Performance
Runtime Behavior
The -t/--threads value is passed to the selected workflow backend. Most memory and CPU usage comes from external tools:
-
BWA-MEM Memory usage increases with thread count and reference size. BWA does not provide an internal memory cap, so limiting RAM requires external mechanisms such as
ulimit. -
GATK and Picard These tools default to using 8 GB of memory. This value can be adjusted through the CBIcall GATK 4.6 environment file or the Snakemake configuration file.
Joint genotyping defaults to 64 GB of RAM for GenomicsDBImport and GenotypeGVCFs.
The value is controlled by MEM_GENOTYPE in the GATK 4.6 environment file and by mem_genotype in the Snakemake workflow.
CBIcall adds negligible orchestration overhead. The Python wrapper typically remains below 2% of a 16 GB system, does not process reads or variants, and does not create Python worker threads. It is expected to require one CPU core only during short setup phases. For long-running variant-calling jobs, scheduler CPU and memory requests should be sized for the selected external tools and workflow threads, not for the CBIcall Python process itself.
Parallelization
Some workflow steps can be split further, for example across FASTQ chunks or genomic intervals. This may shorten one job, but it does not necessarily reduce total CPU time. On a Slurm cluster with a fixed CPU allocation, 1 job with 24 threads and 6 jobs with 4 threads each use the same simultaneous CPU budget. CBIcall deliberately favors moderate per-job thread counts because the intended production use case is running thousands of jobs on Slurm. This matters most for WGS, where one job can run for days.
- WES
- WGS
Parallel execution is supported, but performance does not scale linearly with additional threads. In practice, optimal throughput is usually achieved with 4-6 threads per task.

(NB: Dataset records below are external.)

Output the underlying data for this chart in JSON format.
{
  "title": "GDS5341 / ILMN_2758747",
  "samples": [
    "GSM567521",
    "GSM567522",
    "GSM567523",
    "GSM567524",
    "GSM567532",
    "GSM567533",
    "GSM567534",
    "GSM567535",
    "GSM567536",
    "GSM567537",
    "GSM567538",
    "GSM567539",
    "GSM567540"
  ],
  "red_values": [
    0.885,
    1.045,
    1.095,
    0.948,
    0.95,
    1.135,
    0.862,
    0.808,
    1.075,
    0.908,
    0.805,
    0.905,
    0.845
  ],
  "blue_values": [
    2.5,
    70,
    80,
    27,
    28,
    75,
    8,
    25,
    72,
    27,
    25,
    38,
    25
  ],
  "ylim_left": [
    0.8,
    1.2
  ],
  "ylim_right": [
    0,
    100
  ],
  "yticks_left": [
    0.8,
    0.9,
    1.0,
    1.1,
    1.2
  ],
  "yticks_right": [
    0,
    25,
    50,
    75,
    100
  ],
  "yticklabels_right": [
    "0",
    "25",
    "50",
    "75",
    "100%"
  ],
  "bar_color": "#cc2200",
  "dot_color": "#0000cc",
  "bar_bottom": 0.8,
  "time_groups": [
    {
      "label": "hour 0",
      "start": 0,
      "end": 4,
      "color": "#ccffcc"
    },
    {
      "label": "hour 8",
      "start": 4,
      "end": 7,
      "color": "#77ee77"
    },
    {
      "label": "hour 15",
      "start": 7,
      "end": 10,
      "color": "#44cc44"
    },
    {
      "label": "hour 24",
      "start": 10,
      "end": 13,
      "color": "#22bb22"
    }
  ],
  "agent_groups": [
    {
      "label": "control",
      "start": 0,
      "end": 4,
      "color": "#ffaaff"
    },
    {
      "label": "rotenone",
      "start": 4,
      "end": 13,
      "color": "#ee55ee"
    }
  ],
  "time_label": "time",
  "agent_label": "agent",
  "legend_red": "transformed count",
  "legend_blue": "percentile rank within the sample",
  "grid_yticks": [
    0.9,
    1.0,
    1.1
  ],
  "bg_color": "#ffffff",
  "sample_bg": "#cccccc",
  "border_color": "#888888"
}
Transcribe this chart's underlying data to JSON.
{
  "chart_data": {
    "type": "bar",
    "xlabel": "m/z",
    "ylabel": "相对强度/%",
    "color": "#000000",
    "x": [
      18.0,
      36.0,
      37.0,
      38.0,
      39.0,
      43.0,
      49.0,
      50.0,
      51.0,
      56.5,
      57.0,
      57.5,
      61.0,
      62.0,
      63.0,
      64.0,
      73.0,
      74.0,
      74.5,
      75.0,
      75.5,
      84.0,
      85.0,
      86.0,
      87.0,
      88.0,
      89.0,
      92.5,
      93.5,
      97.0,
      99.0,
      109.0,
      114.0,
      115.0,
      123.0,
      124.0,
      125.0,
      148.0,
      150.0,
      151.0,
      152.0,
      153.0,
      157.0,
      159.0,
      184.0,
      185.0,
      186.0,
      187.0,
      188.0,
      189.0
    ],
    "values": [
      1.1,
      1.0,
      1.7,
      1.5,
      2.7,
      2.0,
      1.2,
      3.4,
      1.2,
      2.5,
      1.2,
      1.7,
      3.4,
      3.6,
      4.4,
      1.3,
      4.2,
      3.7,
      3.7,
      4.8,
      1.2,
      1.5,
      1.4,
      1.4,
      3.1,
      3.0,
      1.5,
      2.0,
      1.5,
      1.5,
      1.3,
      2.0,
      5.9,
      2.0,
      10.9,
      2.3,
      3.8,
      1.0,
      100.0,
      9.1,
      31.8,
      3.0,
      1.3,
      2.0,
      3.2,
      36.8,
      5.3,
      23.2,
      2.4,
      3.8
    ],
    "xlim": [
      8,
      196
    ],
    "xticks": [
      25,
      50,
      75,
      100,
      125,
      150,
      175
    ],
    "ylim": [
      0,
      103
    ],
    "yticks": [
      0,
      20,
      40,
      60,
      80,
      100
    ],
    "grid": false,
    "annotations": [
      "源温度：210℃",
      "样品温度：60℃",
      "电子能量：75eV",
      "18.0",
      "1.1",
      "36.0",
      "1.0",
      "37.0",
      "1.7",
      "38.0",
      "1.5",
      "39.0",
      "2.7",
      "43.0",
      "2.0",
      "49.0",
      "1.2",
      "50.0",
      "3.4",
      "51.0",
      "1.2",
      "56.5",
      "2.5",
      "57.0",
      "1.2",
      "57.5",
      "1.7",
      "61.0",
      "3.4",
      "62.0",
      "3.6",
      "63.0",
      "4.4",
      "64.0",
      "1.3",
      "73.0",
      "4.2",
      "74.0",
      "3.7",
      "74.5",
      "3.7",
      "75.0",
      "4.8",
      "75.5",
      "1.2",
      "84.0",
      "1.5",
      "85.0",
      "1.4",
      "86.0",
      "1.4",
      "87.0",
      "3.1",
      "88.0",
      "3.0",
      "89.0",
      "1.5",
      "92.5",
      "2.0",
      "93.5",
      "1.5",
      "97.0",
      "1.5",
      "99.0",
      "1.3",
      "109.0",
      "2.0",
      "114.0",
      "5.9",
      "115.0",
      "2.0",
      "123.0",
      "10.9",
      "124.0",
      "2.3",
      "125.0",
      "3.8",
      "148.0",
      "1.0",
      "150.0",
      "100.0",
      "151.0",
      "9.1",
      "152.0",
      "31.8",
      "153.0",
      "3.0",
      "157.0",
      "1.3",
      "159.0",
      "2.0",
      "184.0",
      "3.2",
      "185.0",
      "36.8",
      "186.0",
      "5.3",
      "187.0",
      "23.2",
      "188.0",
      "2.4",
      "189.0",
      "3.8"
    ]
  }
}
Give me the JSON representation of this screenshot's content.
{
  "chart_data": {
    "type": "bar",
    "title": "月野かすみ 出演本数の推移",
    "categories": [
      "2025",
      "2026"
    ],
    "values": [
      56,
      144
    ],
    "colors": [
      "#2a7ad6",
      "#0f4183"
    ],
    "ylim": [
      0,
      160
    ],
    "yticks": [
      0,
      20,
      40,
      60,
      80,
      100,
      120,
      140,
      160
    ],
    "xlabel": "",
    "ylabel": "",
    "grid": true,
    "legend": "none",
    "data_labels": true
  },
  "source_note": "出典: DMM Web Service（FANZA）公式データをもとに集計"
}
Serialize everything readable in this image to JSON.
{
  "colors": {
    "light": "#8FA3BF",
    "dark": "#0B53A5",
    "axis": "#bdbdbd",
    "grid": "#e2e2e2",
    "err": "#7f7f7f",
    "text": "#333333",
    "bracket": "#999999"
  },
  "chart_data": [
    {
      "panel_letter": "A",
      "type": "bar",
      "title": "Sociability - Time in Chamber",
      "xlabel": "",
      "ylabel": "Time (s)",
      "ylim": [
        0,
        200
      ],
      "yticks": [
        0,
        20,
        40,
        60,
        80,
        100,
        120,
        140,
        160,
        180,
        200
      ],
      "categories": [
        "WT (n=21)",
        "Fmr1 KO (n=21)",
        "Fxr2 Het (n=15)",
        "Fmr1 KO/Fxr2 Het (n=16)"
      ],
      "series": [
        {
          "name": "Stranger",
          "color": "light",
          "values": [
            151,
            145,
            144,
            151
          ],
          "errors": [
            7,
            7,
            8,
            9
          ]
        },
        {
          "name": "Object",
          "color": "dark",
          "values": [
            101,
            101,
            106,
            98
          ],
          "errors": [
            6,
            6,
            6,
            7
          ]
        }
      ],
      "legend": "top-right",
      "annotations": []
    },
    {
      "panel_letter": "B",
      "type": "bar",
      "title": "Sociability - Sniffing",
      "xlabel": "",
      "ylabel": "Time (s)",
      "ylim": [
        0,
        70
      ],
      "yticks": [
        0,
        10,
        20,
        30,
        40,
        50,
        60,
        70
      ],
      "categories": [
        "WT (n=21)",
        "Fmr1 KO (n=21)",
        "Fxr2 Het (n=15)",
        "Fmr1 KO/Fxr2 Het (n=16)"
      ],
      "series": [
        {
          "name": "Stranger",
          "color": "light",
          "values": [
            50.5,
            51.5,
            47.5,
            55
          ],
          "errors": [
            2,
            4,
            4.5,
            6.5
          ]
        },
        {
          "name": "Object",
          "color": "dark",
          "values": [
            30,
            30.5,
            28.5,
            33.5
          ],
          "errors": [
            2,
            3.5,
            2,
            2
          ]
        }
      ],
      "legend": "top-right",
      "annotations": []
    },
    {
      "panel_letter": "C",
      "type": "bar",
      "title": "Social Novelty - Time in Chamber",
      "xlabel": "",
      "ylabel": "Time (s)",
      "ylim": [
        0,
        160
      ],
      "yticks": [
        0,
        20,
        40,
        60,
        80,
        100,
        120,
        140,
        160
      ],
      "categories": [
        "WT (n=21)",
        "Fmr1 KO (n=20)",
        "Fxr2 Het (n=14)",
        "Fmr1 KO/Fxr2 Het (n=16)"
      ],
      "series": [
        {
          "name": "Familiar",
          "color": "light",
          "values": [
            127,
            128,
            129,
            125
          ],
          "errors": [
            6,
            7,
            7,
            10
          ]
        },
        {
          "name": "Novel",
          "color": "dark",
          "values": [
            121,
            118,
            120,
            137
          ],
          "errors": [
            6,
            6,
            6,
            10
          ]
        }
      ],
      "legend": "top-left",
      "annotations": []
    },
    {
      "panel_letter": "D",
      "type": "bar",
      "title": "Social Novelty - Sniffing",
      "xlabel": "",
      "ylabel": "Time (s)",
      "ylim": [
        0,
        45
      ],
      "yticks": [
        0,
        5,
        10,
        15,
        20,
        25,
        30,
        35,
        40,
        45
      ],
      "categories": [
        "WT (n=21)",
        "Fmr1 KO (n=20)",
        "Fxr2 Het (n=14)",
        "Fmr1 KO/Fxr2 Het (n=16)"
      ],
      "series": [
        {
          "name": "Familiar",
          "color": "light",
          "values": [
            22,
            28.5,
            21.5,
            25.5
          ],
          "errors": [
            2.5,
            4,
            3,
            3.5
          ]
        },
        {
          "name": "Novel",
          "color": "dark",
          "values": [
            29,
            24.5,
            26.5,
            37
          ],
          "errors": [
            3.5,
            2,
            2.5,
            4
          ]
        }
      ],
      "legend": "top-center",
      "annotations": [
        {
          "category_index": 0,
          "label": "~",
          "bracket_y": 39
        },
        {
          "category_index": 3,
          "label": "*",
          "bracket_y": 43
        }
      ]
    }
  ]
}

For example, on a 12-core workstation:
- Running 3 tasks with 4 threads each is typically preferable to
- Running 1 task with all 12 threads
The benchmark below shows the shape of this scaling for WES single-sample calling on the 1000 Genomes sample HG00103 using run accession SRR1596639. The paired FASTQ inputs were 1.9 GB (R1) and 2.0 GB (R2). Runs used an HP Z2 G8 Tower Workstation (x86_64) with an Intel Xeon W-1350P @ 4.00 GHz, 6 physical cores / 12 hardware threads, and 31 GiB RAM. The GATK/Picard memory setting was fixed at MEM=8G in env.sh for all thread counts.
The biggest gain comes from moving from 2 to 4 threads; after 6 threads, the improvement is small.
| Threads | Elapsed seconds | Runtime (minutes) |
|---|---|---|
| 2 | 7856.302 | 130.9 |
| 4 | 6342.747 | 105.7 |
| 6 | 5812.155 | 96.9 |
| 8 | 5695.981 | 94.9 |
| 10 | 5525.616 | 92.1 |
| 12 | 5452.732 | 90.9 |
WGS cluster benchmark data will be added here.
For batch processing, start with 4 threads per task and scale by running more tasks in parallel when the machine or scheduler has available cores.